燕皇的身影自紫光宗靜室的陰影中淡去,彷彿從未出現過。
然而,他並未返回皇宮,也沒有在京城明處現身,而是如同一縷幽魂,悄無聲息地融入了夜色,向著京城某個鮮為人知的方向行去。
穿過重重疊疊的陣法禁制,避開宮廷與市井的繁華,燕皇最終來到京城地下深處,一座隱藏在皇家禁苑之下的秘密地牢。
地牢入口被巧妙地偽裝成一座廢棄枯井的井底,實則另有乾坤。
沿著狹窄潮溼、遍佈青苔的階梯向下,空氣中的靈氣迅速變得稀薄汙濁,取而代之的是一種沉悶的陰冷與淡淡的血腥氣。
通道兩側鑲嵌著發出慘綠光芒的螢石,映照得人影綽綽,如同鬼蜮。
燕皇對此地顯然極為熟悉,步履從容,徑直來到地牢最深處一間獨立的囚室前。
這間囚室以某種暗沉的特製金屬打造,上面刻滿了封禁靈力的符文,光華流轉,顯然等級極高。
囚室中央,一個身影被數條粗大的黑色鎖鏈穿過琵琶骨、手腕、腳踝,牢牢地鎖在冰冷的牆壁上。
那是一個女子,長髮披散,遮住了大半面容,身上原本華貴的衣物早已陳舊不堪,沾染著暗紅色的血汙與塵土。
她低垂著頭,氣息微弱,渾身靈力波動近乎於無,彷彿一個被徹底廢掉的凡人。
聽到腳步聲,女子緩緩抬起頭。
長髮滑落,露出一張蒼白但依稀可見往日姣好輪廓的臉龐,只是此刻這臉上佈滿了灰塵與疲倦,唯有一雙眼睛,在昏暗的光線下,依舊帶著一絲未曾完全磨滅的銳利與譏誚。
看到來人,女子嘴角扯動了一下,似乎想笑,卻因為虛弱而顯得有些扭曲。
“怎麼,終於想起還有我這個廢人了?”她的聲音乾澀沙啞,“是想拿我這點殘存的精血魂魄拿去餵你的魔身?”
燕皇站在囚室之外,隔著堅固的柵欄,目光平靜地看著她,臉上沒什麼表情。
“珠妃,這麼多年了,你這張嘴,還是這般不饒人。

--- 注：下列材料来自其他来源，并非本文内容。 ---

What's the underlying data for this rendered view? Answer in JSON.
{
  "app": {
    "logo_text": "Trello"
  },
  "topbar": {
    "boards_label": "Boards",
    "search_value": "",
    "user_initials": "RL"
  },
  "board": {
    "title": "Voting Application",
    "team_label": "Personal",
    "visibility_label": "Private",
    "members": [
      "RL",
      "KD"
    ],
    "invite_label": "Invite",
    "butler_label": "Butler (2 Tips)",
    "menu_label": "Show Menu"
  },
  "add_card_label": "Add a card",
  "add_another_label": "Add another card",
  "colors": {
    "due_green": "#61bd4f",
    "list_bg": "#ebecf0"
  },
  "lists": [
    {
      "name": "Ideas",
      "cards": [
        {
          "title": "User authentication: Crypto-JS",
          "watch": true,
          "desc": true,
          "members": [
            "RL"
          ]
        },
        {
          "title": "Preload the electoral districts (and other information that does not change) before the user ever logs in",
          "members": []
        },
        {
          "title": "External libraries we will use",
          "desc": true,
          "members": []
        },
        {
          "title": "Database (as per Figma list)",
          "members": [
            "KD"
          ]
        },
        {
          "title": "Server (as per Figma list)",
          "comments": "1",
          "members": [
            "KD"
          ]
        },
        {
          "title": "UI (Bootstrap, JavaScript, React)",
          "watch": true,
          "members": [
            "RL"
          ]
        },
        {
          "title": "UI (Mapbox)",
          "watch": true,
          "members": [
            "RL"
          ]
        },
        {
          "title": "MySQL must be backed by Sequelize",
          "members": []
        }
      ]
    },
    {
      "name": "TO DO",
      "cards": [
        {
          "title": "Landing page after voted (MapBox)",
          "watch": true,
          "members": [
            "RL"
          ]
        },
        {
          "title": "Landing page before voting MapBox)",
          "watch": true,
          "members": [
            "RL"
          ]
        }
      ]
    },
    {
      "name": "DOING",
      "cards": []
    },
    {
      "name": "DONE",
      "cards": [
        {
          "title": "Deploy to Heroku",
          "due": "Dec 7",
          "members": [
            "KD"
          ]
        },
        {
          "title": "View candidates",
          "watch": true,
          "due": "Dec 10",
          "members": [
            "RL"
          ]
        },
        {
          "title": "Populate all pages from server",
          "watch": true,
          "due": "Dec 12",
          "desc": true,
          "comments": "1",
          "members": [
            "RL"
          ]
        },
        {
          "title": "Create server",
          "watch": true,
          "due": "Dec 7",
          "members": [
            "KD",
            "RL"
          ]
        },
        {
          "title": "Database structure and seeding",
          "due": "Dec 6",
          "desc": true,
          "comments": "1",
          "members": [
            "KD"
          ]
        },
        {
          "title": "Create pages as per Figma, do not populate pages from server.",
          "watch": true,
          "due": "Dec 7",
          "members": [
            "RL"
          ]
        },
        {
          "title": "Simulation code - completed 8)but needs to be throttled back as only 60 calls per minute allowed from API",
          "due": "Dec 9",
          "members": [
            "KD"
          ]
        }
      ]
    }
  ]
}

”燕皇淡淡開口。
王珠,曾經燕皇最受寵的妃子,天資聰穎,容貌出眾,當初甚至比如今的汪皇后更有聲望,所有人都以為她會是皇后。
但後來,她無意中發現了燕皇的秘密………
她的結局自然不會好,燕皇對外宣稱珠妃暴斃,從此成為一樁懸案,朝廷宮中都對此諱莫如深,不敢提及。
誰能想到,她一直都在京城,在這小小的地牢之中。
“呵……陛下謬讚。”王珠低低地笑了兩聲,牽動了身上的鎖鏈,發出嘩啦的聲響,“我這點微末道行,連陛下的一根手指都比不上,除了這張嘴,還能剩下什麼?”
“倒是陛下,今日怎有雅興來這汙穢之地?是終於決定給我個痛快了?”
她的語氣看似平靜,甚至帶著嘲諷,但眼底深處,卻藏著一絲解脫和麻木。
數百年的囚禁,修為被一點點吸走,如同鈍刀割肉,早已將她當年的傲氣與心性磨去了大半。
剩下的,只有對眼前之人的刻骨恨意,以及深入骨髓的無力與絕望。
燕皇沒有理會她的嘲諷,只是緩緩抬起手,掌心之中,一枚龍眼大小、色澤暗淡、表面佈滿細密裂痕的珠子憑空浮現。
這珠子剛一齣現,便散發出一股與王珠同源的靈力波動。